If your website does not have an SSL certificate configured, visitors to your site will see an 'insecure' warning in their web browser. You can see this by clicking the warning icon in the URL bar to the left of your domain.
You'll see a warning similar to the following:
To avoid losing visitors and potential customers, you should make sure your website is using an SSL certificate.
When an SSL certificate is enabled, all traffic within the domain is encrypted. This ensures all communication of sensitive data (such as credit card information or passwords) is protected.
Even if your site does not handle sensitive data (such as credit card information or passwords), it will still be marked as 'insecure' by web browsers. Visitors to your site may be concerned about the warning and choose to avoid your site.
Resolving the warning — Website owners
Add an SSL certificate to your site
To ensure your website traffic is not affected, it's highly recommended you add an SSL certificate to your website. DreamHost recommends adding either a free 'Let's Encrypt' or paid 'Sectigo' certificate.
A self-signed certificate is not recommended as it will still display a security warning in any browser.
- Adding an SSL certificate overview
- Adding a free Let's Encrypt certificate
- Purchase a professionally-signed SSL certificate
Update links to use HTTPS
If your website contains any HTTP links, a mixed-content warning will be thrown.

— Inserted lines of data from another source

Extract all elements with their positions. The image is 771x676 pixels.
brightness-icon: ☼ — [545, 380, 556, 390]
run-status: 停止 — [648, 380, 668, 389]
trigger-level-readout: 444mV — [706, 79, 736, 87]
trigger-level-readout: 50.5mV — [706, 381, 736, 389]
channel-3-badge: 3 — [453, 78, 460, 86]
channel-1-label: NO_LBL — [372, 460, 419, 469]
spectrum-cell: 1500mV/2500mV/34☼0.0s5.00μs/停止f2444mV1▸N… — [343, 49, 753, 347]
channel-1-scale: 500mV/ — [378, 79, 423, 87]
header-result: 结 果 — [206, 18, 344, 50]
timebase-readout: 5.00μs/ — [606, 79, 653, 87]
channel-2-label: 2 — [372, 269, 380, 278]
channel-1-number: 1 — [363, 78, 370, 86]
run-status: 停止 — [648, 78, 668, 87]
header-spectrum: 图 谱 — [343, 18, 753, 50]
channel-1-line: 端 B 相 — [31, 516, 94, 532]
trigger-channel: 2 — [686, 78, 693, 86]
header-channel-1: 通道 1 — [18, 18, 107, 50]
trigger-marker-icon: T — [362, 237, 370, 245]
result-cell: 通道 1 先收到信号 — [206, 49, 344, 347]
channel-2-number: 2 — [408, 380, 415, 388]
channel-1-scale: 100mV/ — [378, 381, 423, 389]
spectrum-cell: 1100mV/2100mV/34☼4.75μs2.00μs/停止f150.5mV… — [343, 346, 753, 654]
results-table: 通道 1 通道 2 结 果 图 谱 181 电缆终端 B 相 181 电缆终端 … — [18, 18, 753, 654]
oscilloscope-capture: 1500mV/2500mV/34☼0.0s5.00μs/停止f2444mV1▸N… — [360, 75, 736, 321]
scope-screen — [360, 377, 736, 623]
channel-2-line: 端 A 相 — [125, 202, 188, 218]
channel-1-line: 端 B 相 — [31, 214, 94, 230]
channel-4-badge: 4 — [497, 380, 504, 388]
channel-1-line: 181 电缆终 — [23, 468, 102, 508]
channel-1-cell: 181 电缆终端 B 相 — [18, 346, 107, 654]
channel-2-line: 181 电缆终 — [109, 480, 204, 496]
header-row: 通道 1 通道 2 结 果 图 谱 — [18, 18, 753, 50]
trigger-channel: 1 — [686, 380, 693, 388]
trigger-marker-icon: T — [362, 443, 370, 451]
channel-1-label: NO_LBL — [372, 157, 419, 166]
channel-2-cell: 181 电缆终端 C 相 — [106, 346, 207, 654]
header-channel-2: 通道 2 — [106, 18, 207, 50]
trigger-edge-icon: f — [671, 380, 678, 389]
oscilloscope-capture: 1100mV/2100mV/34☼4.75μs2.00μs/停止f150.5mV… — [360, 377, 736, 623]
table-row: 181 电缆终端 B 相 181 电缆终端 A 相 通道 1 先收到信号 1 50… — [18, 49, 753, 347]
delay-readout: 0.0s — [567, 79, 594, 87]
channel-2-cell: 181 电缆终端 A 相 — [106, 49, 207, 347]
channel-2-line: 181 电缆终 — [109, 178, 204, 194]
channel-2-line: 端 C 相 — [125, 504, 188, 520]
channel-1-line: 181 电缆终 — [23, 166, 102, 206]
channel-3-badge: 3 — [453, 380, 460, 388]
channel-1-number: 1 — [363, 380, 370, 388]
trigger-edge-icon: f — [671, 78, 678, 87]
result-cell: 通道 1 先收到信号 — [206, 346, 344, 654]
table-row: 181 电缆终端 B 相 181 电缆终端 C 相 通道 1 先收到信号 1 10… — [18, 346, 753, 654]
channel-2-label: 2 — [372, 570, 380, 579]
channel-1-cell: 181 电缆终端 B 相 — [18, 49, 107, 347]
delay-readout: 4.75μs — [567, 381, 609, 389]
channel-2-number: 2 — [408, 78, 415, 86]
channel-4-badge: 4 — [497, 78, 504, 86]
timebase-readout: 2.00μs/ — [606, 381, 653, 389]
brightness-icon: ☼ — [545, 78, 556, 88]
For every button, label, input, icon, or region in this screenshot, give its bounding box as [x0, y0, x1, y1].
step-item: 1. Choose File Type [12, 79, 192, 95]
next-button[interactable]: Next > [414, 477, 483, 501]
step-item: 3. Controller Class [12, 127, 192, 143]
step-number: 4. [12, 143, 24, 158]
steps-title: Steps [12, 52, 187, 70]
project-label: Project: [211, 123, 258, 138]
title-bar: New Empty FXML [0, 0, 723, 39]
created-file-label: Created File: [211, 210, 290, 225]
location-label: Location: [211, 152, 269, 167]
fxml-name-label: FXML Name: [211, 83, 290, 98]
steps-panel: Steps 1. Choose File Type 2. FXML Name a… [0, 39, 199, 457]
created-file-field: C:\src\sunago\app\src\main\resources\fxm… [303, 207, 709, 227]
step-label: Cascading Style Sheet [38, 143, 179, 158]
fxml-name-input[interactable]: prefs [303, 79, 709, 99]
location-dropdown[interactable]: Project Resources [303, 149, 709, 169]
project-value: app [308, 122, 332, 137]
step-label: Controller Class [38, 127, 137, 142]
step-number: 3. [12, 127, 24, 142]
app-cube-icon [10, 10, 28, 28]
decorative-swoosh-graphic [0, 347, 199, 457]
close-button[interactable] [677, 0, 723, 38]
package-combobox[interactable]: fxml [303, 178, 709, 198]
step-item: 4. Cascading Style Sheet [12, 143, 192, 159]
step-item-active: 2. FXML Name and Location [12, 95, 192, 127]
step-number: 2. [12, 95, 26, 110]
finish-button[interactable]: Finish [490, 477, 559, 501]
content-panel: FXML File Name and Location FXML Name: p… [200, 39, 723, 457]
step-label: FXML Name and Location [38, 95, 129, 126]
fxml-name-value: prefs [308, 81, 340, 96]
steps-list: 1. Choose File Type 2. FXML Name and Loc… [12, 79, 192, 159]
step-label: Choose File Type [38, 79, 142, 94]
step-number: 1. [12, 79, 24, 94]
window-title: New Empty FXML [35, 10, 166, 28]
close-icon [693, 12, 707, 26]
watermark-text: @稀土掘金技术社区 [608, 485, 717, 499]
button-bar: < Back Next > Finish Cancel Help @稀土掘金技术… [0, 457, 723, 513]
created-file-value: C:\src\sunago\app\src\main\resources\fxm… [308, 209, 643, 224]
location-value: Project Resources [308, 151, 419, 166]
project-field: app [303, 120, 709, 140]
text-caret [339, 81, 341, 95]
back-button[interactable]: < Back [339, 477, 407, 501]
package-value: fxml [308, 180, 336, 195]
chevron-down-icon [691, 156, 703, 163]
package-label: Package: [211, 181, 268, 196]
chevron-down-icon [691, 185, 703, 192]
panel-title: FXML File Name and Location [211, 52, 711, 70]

This is when an SSL certificate has been added, but the links within the site were not updated. View the following article for further details.
Add security headers
HTTP headers are information passed between a web browser and a website when it's visited. There are different types of headers you can add depending on the service you would like to implement. For example, you could add security headers to force your site to only load secure content. View the following article for a list of security headers.
Resolving the warning — Website visitors
Clear your browser's cookies and cache
It's possible that old cookies and cache in your browser are causing a website to load old information. Clearing both may resolve this warning.
- Chrome: Cookies and Cache
- Edge: Cookies and Cache
- Firefox: Cookies and Cache
- Safari: Cookies and Cache
Fix date time
SSL certificates have expiration dates. If your computer's date and time is incorrectly set, a website's SSL certificates could appear invalid and therefore display a security warning.